Uma das coisas que eu sei sobre Ernest Hemingway, além do fato de a data de hoje marcar 50 anos da morte dele, é que o vencedor do Prêmio Nobel de 1954 acreditava no seguinte: escrever com verdade. E a verdade é que o convite pra falar sobre a passagem desse 2 de julho acabou me pegando de susto, porque, sejamos sinceros, não sou especialista em Hemingway. Não li toda sua obra, não conheço toda sua vida.

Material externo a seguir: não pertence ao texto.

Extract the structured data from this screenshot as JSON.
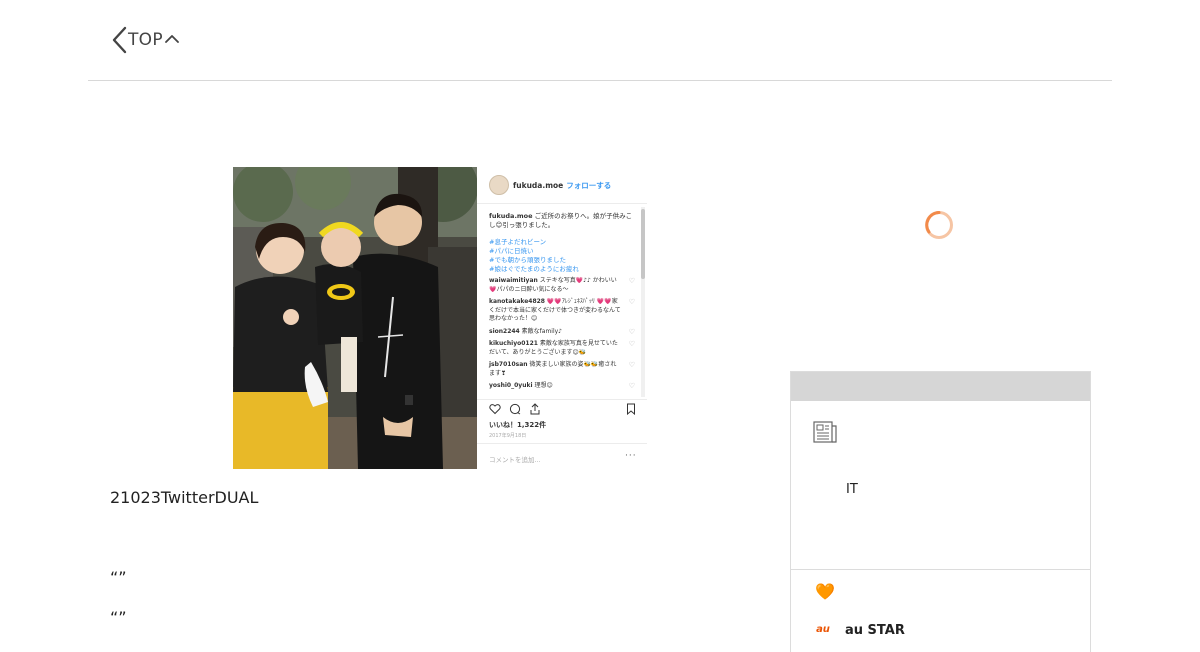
{
  "header": {
    "back_label": "TOP"
  },
  "instagram": {
    "handle": "fukuda.moe",
    "follow": "フォローする",
    "caption_user": "fukuda.moe",
    "caption_text": "ご近所のお祭りへ。娘が子供みこし😊引っ張りました。",
    "hashtags": [
      "#息子よだれビーン",
      "#パパに日焼い",
      "#でも朝から頑張りました",
      "#娘はぐでたまのようにお疲れ"
    ],
    "comments": [
      {
        "user": "waiwaimitiyan",
        "text": "ステキな写真💗♪♪ かわいい💗パパのニ日酔い気になる〜"
      },
      {
        "user": "kanotakake4828",
        "text": "💗💗ｱﾚｼﾞｪﾈｽﾊﾟｯﾘ 💗💗家くだけで本当に家くだけで体つきが変わるなんて思わなかった！😊"
      },
      {
        "user": "sion2244",
        "text": "素敵なfamily♪"
      },
      {
        "user": "kikuchiyo0121",
        "text": "素敵な家族写真を見せていただいて、ありがとうございます😊🐝"
      },
      {
        "user": "jsb7010san",
        "text": "微笑ましい家族の姿🐝🐝癒されます❣"
      },
      {
        "user": "yoshi0_0yuki",
        "text": "理想😊"
      }
    ],
    "likes": "いいね！1,322件",
    "date": "2017年9月18日",
    "add_comment": "コメントを追加...",
    "more": "···"
  },
  "article": {
    "paragraph_1": "21023TwitterDUAL",
    "quote_1": "“”",
    "quote_2": "“”"
  },
  "sidebar": {
    "card_text": "IT",
    "heart": "🧡",
    "au_logo": "au",
    "brand": "au STAR"
  },
  "colors": {
    "accent_orange": "#f07a2c",
    "spinner": "#f28a4a",
    "instagram_blue": "#3897f0"
  }
}
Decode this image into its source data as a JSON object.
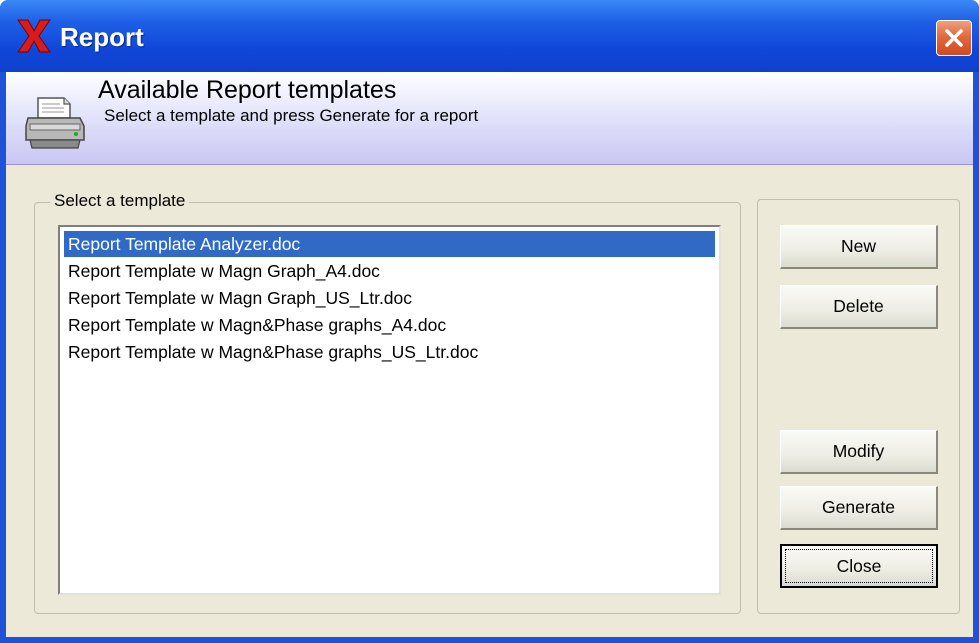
{
  "window": {
    "title": "Report",
    "icons": {
      "app": "x-logo-icon",
      "close": "close-icon"
    }
  },
  "header": {
    "title": "Available Report templates",
    "subtitle": "Select a template and press Generate for a report",
    "icon": "printer-icon"
  },
  "templates": {
    "group_label": "Select a template",
    "items": [
      "Report Template Analyzer.doc",
      "Report Template w Magn Graph_A4.doc",
      "Report Template w Magn Graph_US_Ltr.doc",
      "Report Template w Magn&Phase graphs_A4.doc",
      "Report Template w Magn&Phase graphs_US_Ltr.doc"
    ],
    "selected_index": 0
  },
  "buttons": {
    "new": "New",
    "delete": "Delete",
    "modify": "Modify",
    "generate": "Generate",
    "close": "Close"
  },
  "colors": {
    "titlebar": "#0e40cc",
    "selection": "#316ac5",
    "dialog_face": "#ece9d8",
    "close_button": "#e06a3c"
  }
}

E foi por isso que topei escrever aqui.

Porque, apesar de não ser um profundo conhecedor da bibliografia e da vida dele, de não saber quanto calçava, sua comida preferida ou se tinha um tique nervoso muito esquisito, percebi que, mesmo assim, eu tenho minhas relações, opiniões e até algumas ideias sobre esse escritor que se matou há cinco décadas com um tiro de espingarda. E, ao me dar conta disso, das minhas ideias sobre o assunto, comecei a achar que, de fato, Hemingway é dessas coisas que, das maneiras mais variadas, faz parte da minha vida. E da sua também. Aí me senti em condições de escrever não com verdades históricas, sem querer ficar listando aspectos biográficos, ou curiosidades do Google, como “Hemingway escrevia de pé”. Mas, ao contrário disso, com o tipo de verdade que o autor buscava em seus textos, uma verdade pessoal sobre o tema. Sobre Hemingway pra mim.

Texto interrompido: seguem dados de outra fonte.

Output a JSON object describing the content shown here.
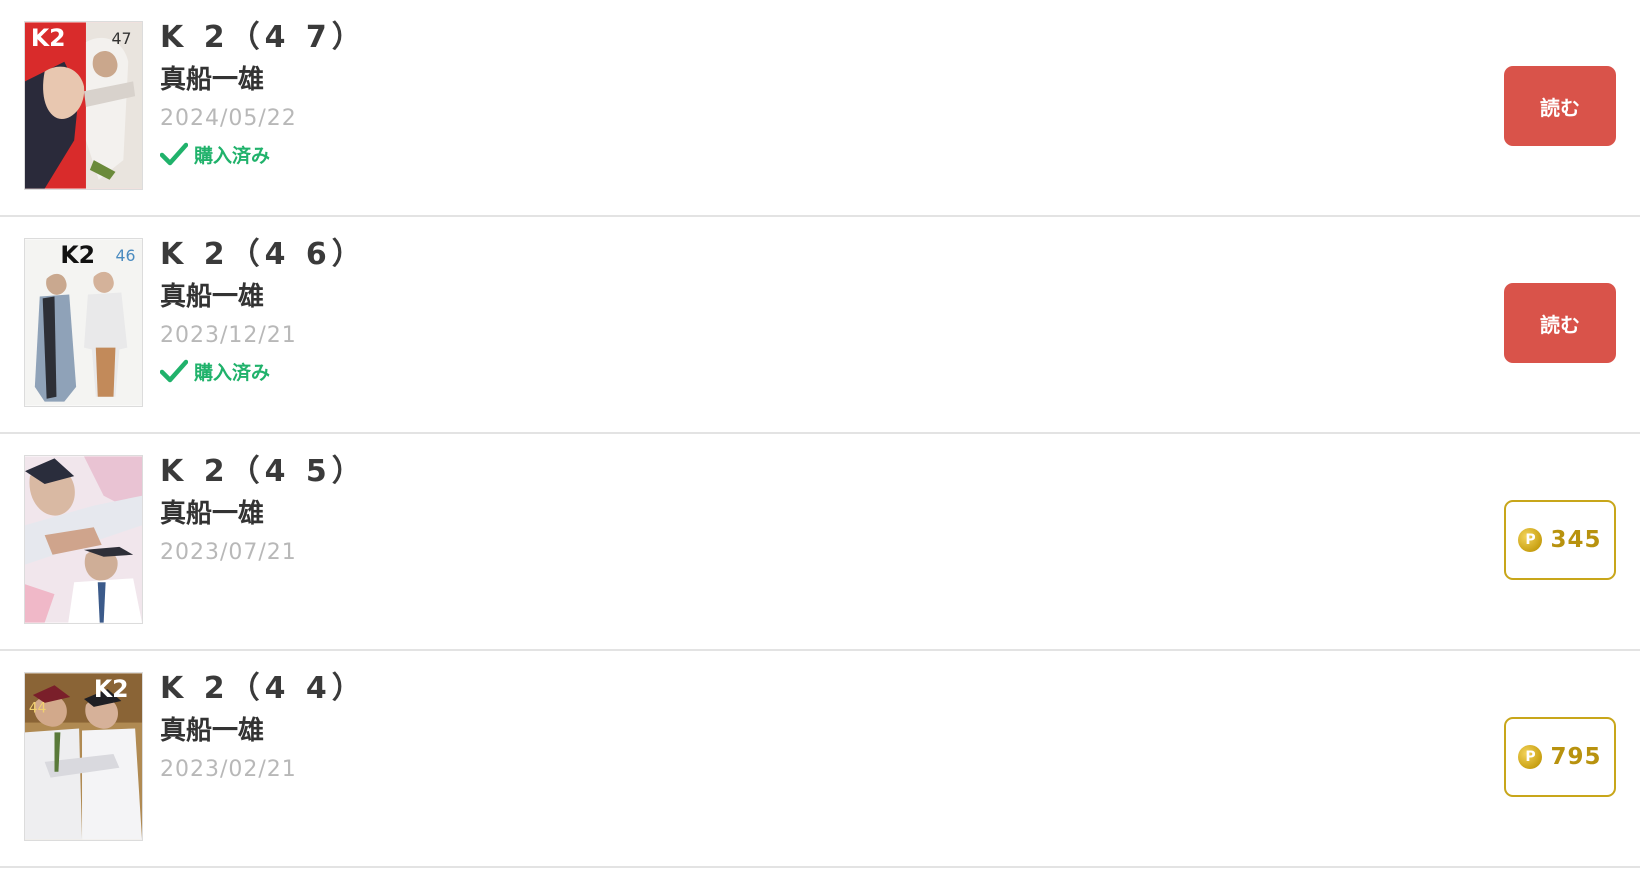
{
  "items": [
    {
      "title": "K 2（4 7）",
      "author": "真船一雄",
      "date": "2024/05/22",
      "status": "購入済み",
      "action_label": "読む"
    },
    {
      "title": "K 2（4 6）",
      "author": "真船一雄",
      "date": "2023/12/21",
      "status": "購入済み",
      "action_label": "読む"
    },
    {
      "title": "K 2（4 5）",
      "author": "真船一雄",
      "date": "2023/07/21",
      "coin_symbol": "P",
      "price": "345"
    },
    {
      "title": "K 2（4 4）",
      "author": "真船一雄",
      "date": "2023/02/21",
      "coin_symbol": "P",
      "price": "795"
    }
  ],
  "colors": {
    "read_button": "#d9534a",
    "price_border": "#c8a61a",
    "price_text": "#b8920e",
    "purchased_text": "#20b26b",
    "date_text": "#b8b8b8",
    "divider": "#e3e3e3"
  },
  "icons": {
    "purchased": "checkmark-icon",
    "coin": "point-coin-icon"
  }
}
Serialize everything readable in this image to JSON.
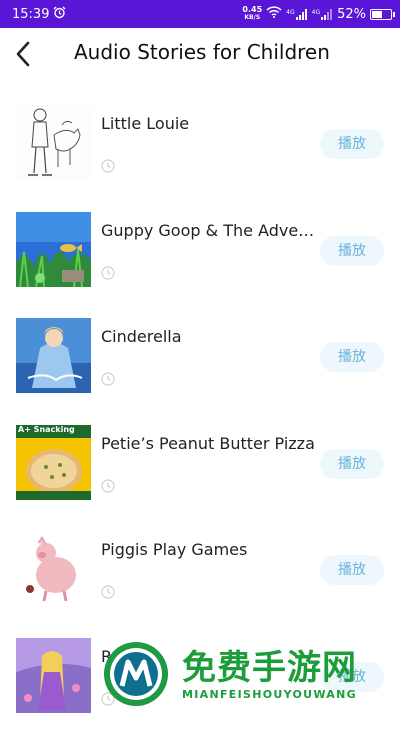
{
  "status_bar": {
    "time": "15:39",
    "net_speed_value": "0.45",
    "net_speed_unit": "KB/S",
    "signal_1": "4G",
    "signal_2": "4G",
    "battery": "52%",
    "battery_level": 0.52
  },
  "header": {
    "title": "Audio Stories for Children"
  },
  "play_label": "播放",
  "stories": [
    {
      "title": "Little Louie",
      "thumb_icon": "boy-and-horse-sketch"
    },
    {
      "title": "Guppy Goop & The Adventu…",
      "thumb_icon": "underwater-scene"
    },
    {
      "title": "Cinderella",
      "thumb_icon": "cinderella-cover"
    },
    {
      "title": "Petie’s Peanut Butter Pizza",
      "thumb_icon": "pizza-cover",
      "thumb_text": "A+ Snacking"
    },
    {
      "title": "Piggis Play Games",
      "thumb_icon": "pink-pig"
    },
    {
      "title": "Ra…el",
      "thumb_icon": "rapunzel-cover"
    }
  ],
  "watermark": {
    "chinese_text": "免费手游网",
    "english_text": "MIANFEISHOUYOUWANG"
  },
  "colors": {
    "status_bar": "#5a16d6",
    "play_button_bg": "#eef7fb",
    "play_button_text": "#6ab5dc",
    "watermark_green": "#1b9d3a"
  }
}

Um exemplo da presença dele é que eu poderia ficar horas falando só do simples tormento que esse cara significa pra quem é ou foi ou será aspirante a escritor. Já passou por uma oficina literária? Já se meteu a mostrar seus textos pra alguém? Com certeza então você ouviu falar da teoria do iceberg, da história submersa, dos contos e dos diálogos do Hemingway e tentou reproduzir, tentou absorver e, no final das contas, só tentou.

Frustrações à parte, se a importância do autor ficasse restrita a lições e exemplos literários, vamos combinar, sequer essas linhas aqui estariam sendo lidas por você. Assunto pequeno, talvez. Só que, me parece, o buraco é mais embaixo. Bem mais embaixo. Mesmo quem não escreve, mesmo quem não é chegado em livros, se for perguntado agora, na rua, se já ouviu falar de O Velho e o Mar, vai, no mínimo, olhar com cara de “isso não me é estranho”.

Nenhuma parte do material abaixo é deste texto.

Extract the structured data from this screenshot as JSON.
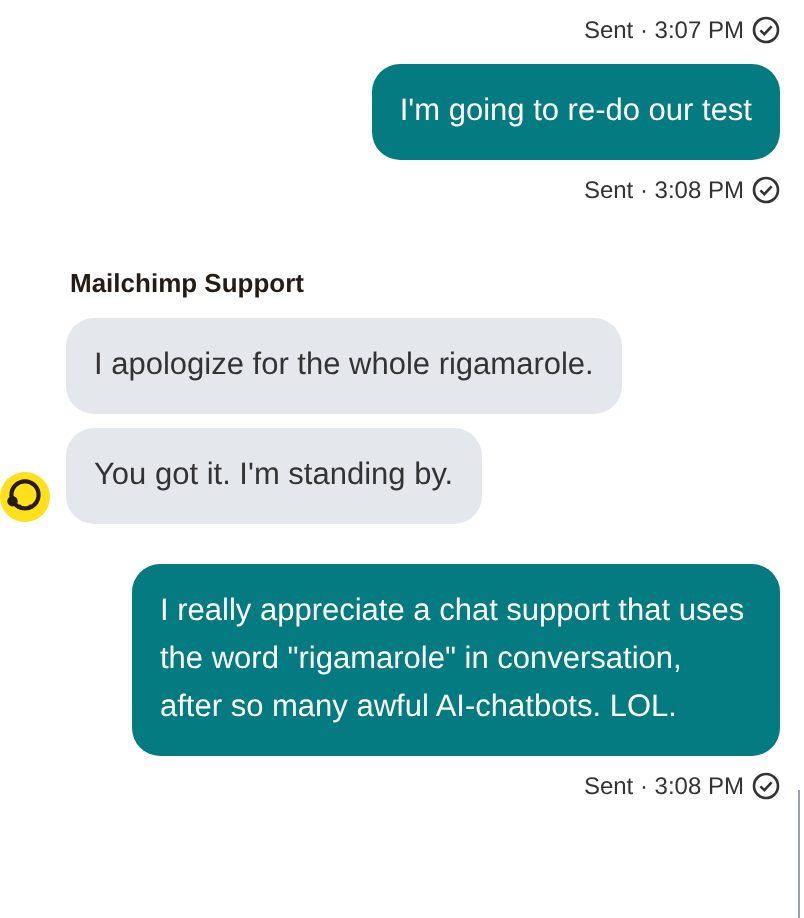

E não é mesmo. E também não é irrelevante.

Hemingway, acreditem ou não, até num país de analfabetos funcionais, arrisco a dizer, é pop. Guardadas as proporções, me parece um tanto Cervantes século 20. Assim como o pai do Quixote, o autor americano se transformou nessas figuras míticas, até pra quem não é um leitor aprofundado (ou inclusive pra quem não o conhece). Um nome que é sinônimo de escritor e o tipo de artista – também como Kafka ou Dante – que gera um vocabulário próprio e lendas muitas que giram ao redor de si e das suas criações. São escritores cujos personagens se tornam pessoas vivas pra muita gente e, eles mesmos, viram personagens do imaginário coletivo. Estou exagerando?

Acho que não.

Ernest Hemingway faz parte de um time de grandes autores que, de tão grandes, muitas vezes acabam se tornando vítima de uma espécie de injustiça: a de se exaltar mais as peculiaridades do homem que a obra. Não que ele não tenha dado motivos pra isso. De ser sparring com Miró em Paris a caçar leões na savana; da participação na I Guerra e na Guerra Civil Espanhola ao seu suicídio, Hemingway parecia estar escrevendo os próprios capítulos e reforça, nesse sentido, a comparação com Cervantes que foi escravo, que perdeu uma das mãos, que escreveu na prisão. O tipo de escritor que, produzindo ou não metaficção, se transforma em personagem. Torna-se latente nas nossas memórias.

Bate-papo com Luiz Araújol de ZH, sobre Hemingway e quetais


Continua achando exagero? Pois repara no seguinte.

Há duas semanas fui ao cinema. Era sábado à noite, em um shopping, e uma sala inteira, lotada do melhor exemplo do público pipoca, foi às gargalhadas na cena em que Gil (protagonista de Meia-noite em Paris, de Woody Allen) se encontra com Hemingway. Todos ali tinham lido Por Quem os Sinos Dobram ou Adeus às Armas? Admiram as narrativas curtas do autor? Estão cursando mestrado em literatura? Claro que não. Mas Hemingway, apesar do propalado analfabetismo funcional do Brasil e dos raros-livros-por-habitante lidos anualmente no país, era um símbolo comum pra todos os espectadores. Tinha significado (sabe-se lá qual ou quais) pra cada um na plateia. E acho que isso não é pouca coisa não.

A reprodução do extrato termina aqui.